BINUS Malang paparkan program Coaching dan Mentoring
Sumber :
  • VIVA Malang / Ist

Kun menyampaikan rahasia mengenai kenapa bisnisnya bisa eksis hingga saat ini. Menurutnya, ia melakukan riset yang unik mengenai dunia bisnis busana. Ia memilih bisnis tas karena dinilai jarang dan rumit dalam segi pembuatan. 

Terlebih lagi, Kun menekankan pelayanan pada Wiska Company setiap pelanggan dan mengevaluasi secara terus menerus agar tetap eksis hingga saat ini.

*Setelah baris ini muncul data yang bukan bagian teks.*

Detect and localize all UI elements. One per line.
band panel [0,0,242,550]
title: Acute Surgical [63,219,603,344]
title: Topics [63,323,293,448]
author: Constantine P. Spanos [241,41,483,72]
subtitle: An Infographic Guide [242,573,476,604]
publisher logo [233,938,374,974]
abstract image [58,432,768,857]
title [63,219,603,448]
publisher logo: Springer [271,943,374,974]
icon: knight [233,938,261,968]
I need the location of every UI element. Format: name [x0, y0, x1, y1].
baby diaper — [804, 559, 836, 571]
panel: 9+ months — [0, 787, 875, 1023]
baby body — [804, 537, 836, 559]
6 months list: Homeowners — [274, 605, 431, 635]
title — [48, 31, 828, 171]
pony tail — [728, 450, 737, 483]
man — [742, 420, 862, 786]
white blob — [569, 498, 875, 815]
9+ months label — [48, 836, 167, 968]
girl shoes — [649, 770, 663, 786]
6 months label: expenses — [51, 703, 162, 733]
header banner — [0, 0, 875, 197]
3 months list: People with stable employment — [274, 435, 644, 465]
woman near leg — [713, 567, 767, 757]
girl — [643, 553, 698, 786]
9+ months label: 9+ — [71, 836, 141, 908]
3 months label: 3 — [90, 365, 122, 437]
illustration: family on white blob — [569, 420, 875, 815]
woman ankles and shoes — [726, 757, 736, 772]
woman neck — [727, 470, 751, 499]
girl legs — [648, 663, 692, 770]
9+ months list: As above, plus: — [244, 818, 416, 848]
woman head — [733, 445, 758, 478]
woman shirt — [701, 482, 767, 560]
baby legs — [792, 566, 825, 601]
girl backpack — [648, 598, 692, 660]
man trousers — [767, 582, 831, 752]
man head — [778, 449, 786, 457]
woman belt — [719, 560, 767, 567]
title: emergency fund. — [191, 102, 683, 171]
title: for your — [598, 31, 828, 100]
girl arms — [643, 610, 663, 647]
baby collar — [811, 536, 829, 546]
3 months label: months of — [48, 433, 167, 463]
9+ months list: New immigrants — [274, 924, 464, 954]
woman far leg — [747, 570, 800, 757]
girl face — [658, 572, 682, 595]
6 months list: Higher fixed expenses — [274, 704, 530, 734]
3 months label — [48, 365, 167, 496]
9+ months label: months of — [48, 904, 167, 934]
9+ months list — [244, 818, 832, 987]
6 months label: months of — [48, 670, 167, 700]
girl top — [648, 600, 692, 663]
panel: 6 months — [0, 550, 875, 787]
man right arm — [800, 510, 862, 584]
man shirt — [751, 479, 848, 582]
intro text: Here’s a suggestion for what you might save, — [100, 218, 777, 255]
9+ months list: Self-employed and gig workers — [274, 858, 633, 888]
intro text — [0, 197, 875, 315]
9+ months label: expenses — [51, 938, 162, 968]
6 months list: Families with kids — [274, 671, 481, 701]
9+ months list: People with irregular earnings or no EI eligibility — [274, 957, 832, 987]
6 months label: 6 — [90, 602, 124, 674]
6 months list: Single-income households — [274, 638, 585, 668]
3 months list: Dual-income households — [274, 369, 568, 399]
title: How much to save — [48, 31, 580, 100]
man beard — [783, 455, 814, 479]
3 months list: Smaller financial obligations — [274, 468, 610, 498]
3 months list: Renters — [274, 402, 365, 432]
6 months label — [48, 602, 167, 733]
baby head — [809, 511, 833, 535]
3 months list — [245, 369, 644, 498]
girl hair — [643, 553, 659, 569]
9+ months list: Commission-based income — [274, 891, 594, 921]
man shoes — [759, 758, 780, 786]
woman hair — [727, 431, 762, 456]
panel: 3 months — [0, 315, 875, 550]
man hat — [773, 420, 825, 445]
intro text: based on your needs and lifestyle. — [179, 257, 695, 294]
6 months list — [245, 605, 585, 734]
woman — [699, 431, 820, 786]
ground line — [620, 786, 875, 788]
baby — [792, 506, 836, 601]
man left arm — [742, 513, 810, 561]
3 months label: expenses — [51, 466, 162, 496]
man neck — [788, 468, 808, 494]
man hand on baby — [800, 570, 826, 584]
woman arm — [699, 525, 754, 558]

“Dulu saya pikir sudah menjalankan bisnis, ternyata hanya sebatas dagang saja. Ketika kuliah saya belajar membangun sistem manajerial, SOP, KPI dan saat ini bisnis saya bisa semi-autopilot,” kata Kun.

Owner Brilla Futura, Bintang Putra Anugerah menjelaskan bahwa bisnisnya pada bidang event organizer (EO), sewa peralatan hingga wedding organizer (WO) serta MICE. Ia menambahkan bahwa bisnisnya dibangun sejak 2018, bahkan bisnisnya pernah menangani proyek berskala nasional.

“Kami pernah diberi kepercayaan oleh Presiden Jokowi menangani Hari Santri Nasional, hingga project susu Zee. Project susu Zee ini bisa menutup omzet sekitar Rp2,5 Miliar setiap project susu Zee,” ujar Bintang.

Bintang juga menuturkan bahwa saat ini dirinya tengah mengembangkan bisnis Wedding Organizernya yang dimentori dari Binus University.

Berbeda dengan yang lain, Akbar Naufaldy membangun bisnis pada platform desain digital yaitu Canva. Ia memanfaatkan peluang di platform Canva dengan menjual produk digital seperti template presentasi, desain, hingga feed sosial media.

“Dulu sempat diremehkan, desainer kok pakai Canva. Tapi saya melihat peluang besar di situ, dari situ saya memulai bisnis dengan membuat produk digital yang ternyata diminati oleh pasar global,” kata Naufal.

Ia juga mengakui bahwa dukungan dari tenaga pendidik di perkuliahan dalam bentuk coaching, diskusi bersama, dan mentoring oleh dosen Binus University Malang membantu dalam mematangkan strategi bisnisnya. Menurutnya, peran dosen tidak hanya sekedar akademik, namun memberikan wisdom dan arahan dalam menyeimbangkan idealis dan kepemimpinan bisnis.

“Bisnis bukan hanya sekedar omzet, tetapi juga leadership dan sistem,” tutur Naufal.